Glutamate and itaconic acid production both lead to the production of excess electrons and thus to unwanted by-products to maintain the redox balance. Electroactive bacteria, in turn, can transfer these excess electrons to an external electrode, removing the need to produce undesirable side products and enabling stoichiometric conversion of substrate to product while also producing electrical current. This was shown by (Flynn et al. 2010) with an engineered S. oneidensis strain, which could convert glycerol to ethanol only in the presence of an oxidizing electrode. One of the many potential advantages of electrode-linked microbial catalysis is that it can be used as an electrochemical “lever” to drive an unfavorable reaction, enable the operation of a microbial fuel cell to generate electricity, or act as reducing equivalents for the synthesis of additional products (Rabaey and Rozendal 2010). (Bursac et al. 2017) developed a S. oneidensis strain which produced acetoin with a yield of 78% of the theoretical acetoin production maximum by electro-fermentation. Therefore, to increase the titers of the strains generated in this work, the next step would be to cultivate them in a BES with an oxidizing electrode. Future research will need to demonstrate whether it is possible to combine the two research fields - broadening the range of substrates and employing unbalanced fermentation - to achieve productivities that permit a competitive bio(electro)technological production using S. oneidensis as the producing strain.
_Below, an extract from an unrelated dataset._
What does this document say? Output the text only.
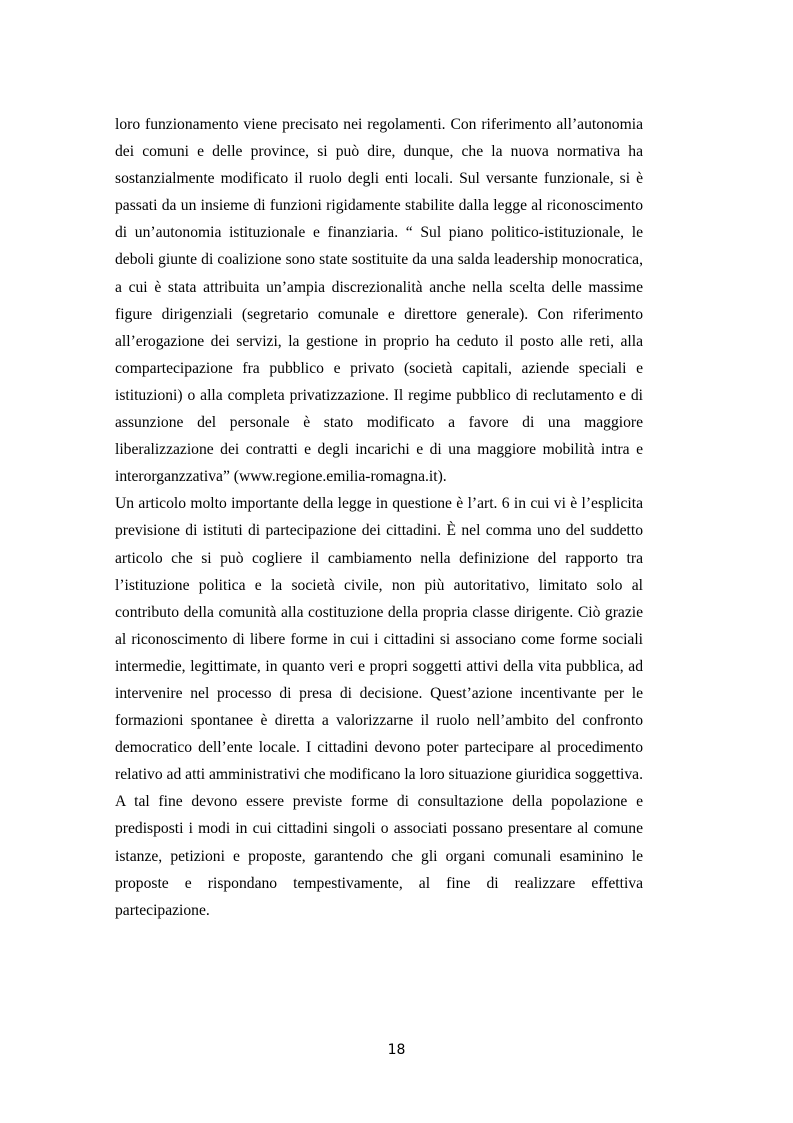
loro funzionamento viene precisato nei regolamenti. Con riferimento all’autonomia dei comuni e delle province, si può dire, dunque, che la nuova normativa ha sostanzialmente modificato il ruolo degli enti locali. Sul versante funzionale, si è passati da un insieme di funzioni rigidamente stabilite dalla legge al riconoscimento di un’autonomia istituzionale e finanziaria. “ Sul piano politico-istituzionale, le deboli giunte di coalizione sono state sostituite da una salda leadership monocratica, a cui è stata attribuita un’ampia discrezionalità anche nella scelta delle massime figure dirigenziali (segretario comunale e direttore generale). Con riferimento all’erogazione dei servizi, la gestione in proprio ha ceduto il posto alle reti, alla compartecipazione fra pubblico e privato (società capitali, aziende speciali e istituzioni) o alla completa privatizzazione. Il regime pubblico di reclutamento e di assunzione del personale è stato modificato a favore di una maggiore liberalizzazione dei contratti e degli incarichi e di una maggiore mobilità intra e interorganzzativa” (www.regione.emilia-romagna.it).

Un articolo molto importante della legge in questione è l’art. 6 in cui vi è l’esplicita previsione di istituti di partecipazione dei cittadini. È nel comma uno del suddetto articolo che si può cogliere il cambiamento nella definizione del rapporto tra l’istituzione politica e la società civile, non più autoritativo, limitato solo al contributo della comunità alla costituzione della propria classe dirigente. Ciò grazie al riconoscimento di libere forme in cui i cittadini si associano come forme sociali intermedie, legittimate, in quanto veri e propri soggetti attivi della vita pubblica, ad intervenire nel processo di presa di decisione. Quest’azione incentivante per le formazioni spontanee è diretta a valorizzarne il ruolo nell’ambito del confronto democratico dell’ente locale. I cittadini devono poter partecipare al procedimento relativo ad atti amministrativi che modificano la loro situazione giuridica soggettiva. A tal fine devono essere previste forme di consultazione della popolazione e predisposti i modi in cui cittadini singoli o associati possano presentare al comune istanze, petizioni e proposte, garantendo che gli organi comunali esaminino le proposte e rispondano tempestivamente, al fine di realizzare effettiva partecipazione.

18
In conclusion, our work effectively used metabolic engineering to boost S. oneidensis’ production capacities. When compared to the wild type, the genetically engineered strain produced up to 25 mM glutamate, a remarkable 72-fold increase. Furthermore, for the first time, we showed that a genetically engineered S. oneidensis strain could produce itaconic acid. These findings support that it is possible to redirect carbon flux to the tricarboxylic acid (TCA) cycle in S. oneidensis. These findings enable future efforts to combine chemical production with electro-fermentation, a promising approach for sustainable and energy-efficient processes.